- Leader: Carlos Francisoud
- Founded: 1994
- Preceded by: Milícia Catalana
- Merged into: Platform for Catalonia
- Newspaper: Esclat
- Youth wing: Batzegada
- Ideology: National syndicalism; Spanish nationalism; Spanish unionism; Traditionalism; Integralism; Catalanism; Republicanism;
- Political position: Far-right
- Religion: Catholicism

Party flag

= Catalan Patriotic Movement =

Catalan Patriotic Movement (Moviment Patriòtic Català; Movimiento Patriótico Catalán, MPC) was a minor Spanish national syndicalist political party active in Catalonia, established in 1994 as the political successor of the former armed group Milicia Catalana (MC).

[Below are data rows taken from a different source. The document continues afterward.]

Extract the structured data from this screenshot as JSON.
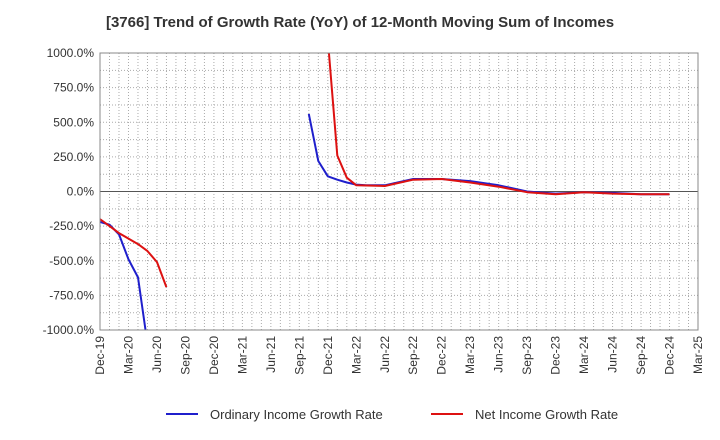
{
  "chart_data": {
    "type": "line",
    "title": "[3766]  Trend of Growth Rate (YoY) of 12-Month Moving Sum of Incomes",
    "xlabel": "",
    "ylabel": "",
    "ylim": [
      -1000,
      1000
    ],
    "y_ticks": [
      "1000.0%",
      "750.0%",
      "500.0%",
      "250.0%",
      "0.0%",
      "-250.0%",
      "-500.0%",
      "-750.0%",
      "-1000.0%"
    ],
    "y_tick_values": [
      1000,
      750,
      500,
      250,
      0,
      -250,
      -500,
      -750,
      -1000
    ],
    "x_tick_labels": [
      "Dec-19",
      "Mar-20",
      "Jun-20",
      "Sep-20",
      "Dec-20",
      "Mar-21",
      "Jun-21",
      "Sep-21",
      "Dec-21",
      "Mar-22",
      "Jun-22",
      "Sep-22",
      "Dec-22",
      "Mar-23",
      "Jun-23",
      "Sep-23",
      "Dec-23",
      "Mar-24",
      "Jun-24",
      "Sep-24",
      "Dec-24",
      "Mar-25"
    ],
    "x_range": [
      "2019-12",
      "2025-03"
    ],
    "grid": true,
    "legend_position": "bottom",
    "series": [
      {
        "name": "Ordinary Income Growth Rate",
        "color": "#1f1fcc",
        "points": [
          {
            "x": "2019-12",
            "y": -220
          },
          {
            "x": "2020-01",
            "y": -240
          },
          {
            "x": "2020-02",
            "y": -310
          },
          {
            "x": "2020-03",
            "y": -490
          },
          {
            "x": "2020-04",
            "y": -620
          },
          {
            "x": "2020-05",
            "y": -1100
          },
          {
            "x": "2021-10",
            "y": 560
          },
          {
            "x": "2021-11",
            "y": 220
          },
          {
            "x": "2021-12",
            "y": 110
          },
          {
            "x": "2022-01",
            "y": 85
          },
          {
            "x": "2022-02",
            "y": 65
          },
          {
            "x": "2022-03",
            "y": 50
          },
          {
            "x": "2022-04",
            "y": 45
          },
          {
            "x": "2022-05",
            "y": 45
          },
          {
            "x": "2022-06",
            "y": 45
          },
          {
            "x": "2022-09",
            "y": 90
          },
          {
            "x": "2022-12",
            "y": 90
          },
          {
            "x": "2023-03",
            "y": 75
          },
          {
            "x": "2023-06",
            "y": 45
          },
          {
            "x": "2023-09",
            "y": 0
          },
          {
            "x": "2023-12",
            "y": -15
          },
          {
            "x": "2024-03",
            "y": -5
          },
          {
            "x": "2024-06",
            "y": -10
          },
          {
            "x": "2024-09",
            "y": -20
          },
          {
            "x": "2024-12",
            "y": -20
          }
        ]
      },
      {
        "name": "Net Income Growth Rate",
        "color": "#dd1111",
        "points": [
          {
            "x": "2019-12",
            "y": -200
          },
          {
            "x": "2020-01",
            "y": -250
          },
          {
            "x": "2020-02",
            "y": -300
          },
          {
            "x": "2020-03",
            "y": -340
          },
          {
            "x": "2020-04",
            "y": -380
          },
          {
            "x": "2020-05",
            "y": -430
          },
          {
            "x": "2020-06",
            "y": -510
          },
          {
            "x": "2020-07",
            "y": -690
          },
          {
            "x": "2021-12",
            "y": 1100
          },
          {
            "x": "2022-01",
            "y": 260
          },
          {
            "x": "2022-02",
            "y": 100
          },
          {
            "x": "2022-03",
            "y": 45
          },
          {
            "x": "2022-06",
            "y": 40
          },
          {
            "x": "2022-09",
            "y": 85
          },
          {
            "x": "2022-12",
            "y": 90
          },
          {
            "x": "2023-03",
            "y": 65
          },
          {
            "x": "2023-06",
            "y": 35
          },
          {
            "x": "2023-09",
            "y": -5
          },
          {
            "x": "2023-12",
            "y": -20
          },
          {
            "x": "2024-03",
            "y": -5
          },
          {
            "x": "2024-06",
            "y": -15
          },
          {
            "x": "2024-09",
            "y": -20
          },
          {
            "x": "2024-12",
            "y": -20
          }
        ]
      }
    ]
  }
}
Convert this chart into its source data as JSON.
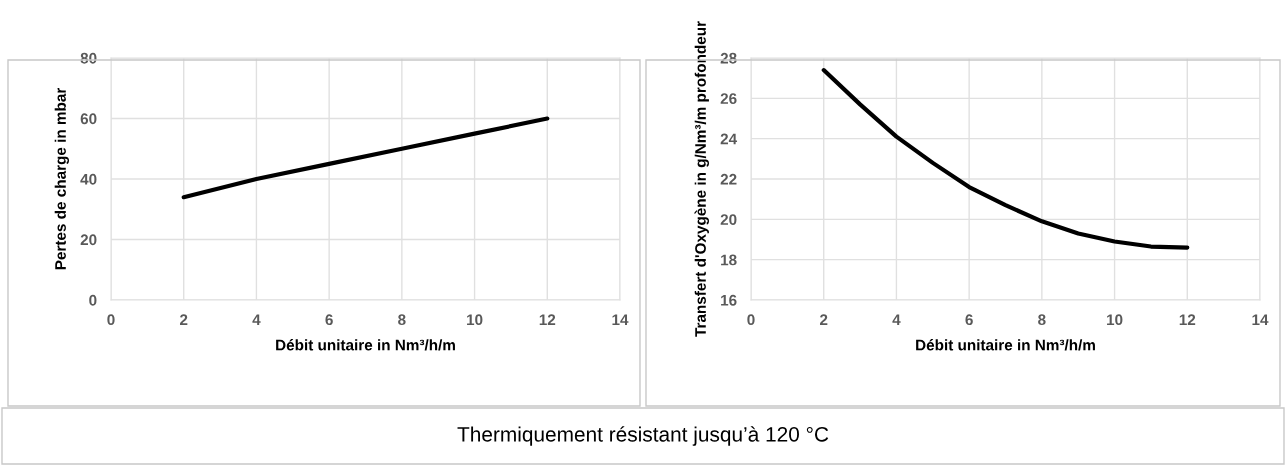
{
  "chart_data": [
    {
      "type": "line",
      "xlabel": "Débit unitaire in Nm³/h/m",
      "ylabel": "Pertes de charge in mbar",
      "series": [
        {
          "color": "#000000",
          "x": [
            2,
            4,
            6,
            8,
            10,
            12
          ],
          "values": [
            34,
            40,
            45,
            50,
            55,
            60
          ]
        }
      ],
      "xlim": [
        0,
        14
      ],
      "xticks": [
        0,
        2,
        4,
        6,
        8,
        10,
        12,
        14
      ],
      "ylim": [
        0,
        80
      ],
      "yticks": [
        0,
        20,
        40,
        60,
        80
      ],
      "grid": true,
      "legend": false
    },
    {
      "type": "line",
      "xlabel": "Débit unitaire in Nm³/h/m",
      "ylabel": "Transfert d'Oxygène in g/Nm³/m profondeur",
      "series": [
        {
          "color": "#000000",
          "x": [
            2,
            3,
            4,
            5,
            6,
            7,
            8,
            9,
            10,
            11,
            12
          ],
          "values": [
            27.4,
            25.7,
            24.1,
            22.8,
            21.6,
            20.7,
            19.9,
            19.3,
            18.9,
            18.65,
            18.6
          ]
        }
      ],
      "xlim": [
        0,
        14
      ],
      "xticks": [
        0,
        2,
        4,
        6,
        8,
        10,
        12,
        14
      ],
      "ylim": [
        16,
        28
      ],
      "yticks": [
        16,
        18,
        20,
        22,
        24,
        26,
        28
      ],
      "grid": true,
      "legend": false,
      "annotations": [
        "Thermiquement résistant jusqu’à 120 °C"
      ]
    }
  ]
}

They sought to defend Catalan identity within the framework of Spain, advocating for preserving the political unity of the nation, using both Catalan and Spanish languages in their publications and drawing primarily from the concept of Hispanic Catalanism.

== History ==
=== Formation ===
The MPC was formed in Barcelona by former militants of the integralist armed group Milicia Catalana in 1994. It was founded by Carlos Francisoud Araguas, after being released from prison in the 1990s due to his clandestine activities as one of the leaders of said group. In contrast with its predecessor, the MPC intended to focus on the political path and not the armed struggle supported by MC, although this would not always be fulfilled.

=== Ideology and campaign ===
Ideologically, the organization maintained the posture of its predecessor, the MC. The MPC supported national syndicalism and was strongly influenced by Catholic integralism, with certain inspiration in the Carlista movement. Its primary objective was the opposition towards Catalonian separatism, supporting the union of Spanish and Catalonian identity. The party was also supportive of republicanism.

The MPC also organized a youth wing called Batzegada, and a publication called Esclat, published in both Spanish and Catalan. In 2001, as a member of Batzegada, Diego José Frías Álvarez would be responsible of planting a bomb in the Barcelona Sants railway station, during a concert in support of prisoners from ETA, a far-left terrorist organization responsible of over 800 deaths. Some ex-members of the MPC have joined Platform for Catalonia.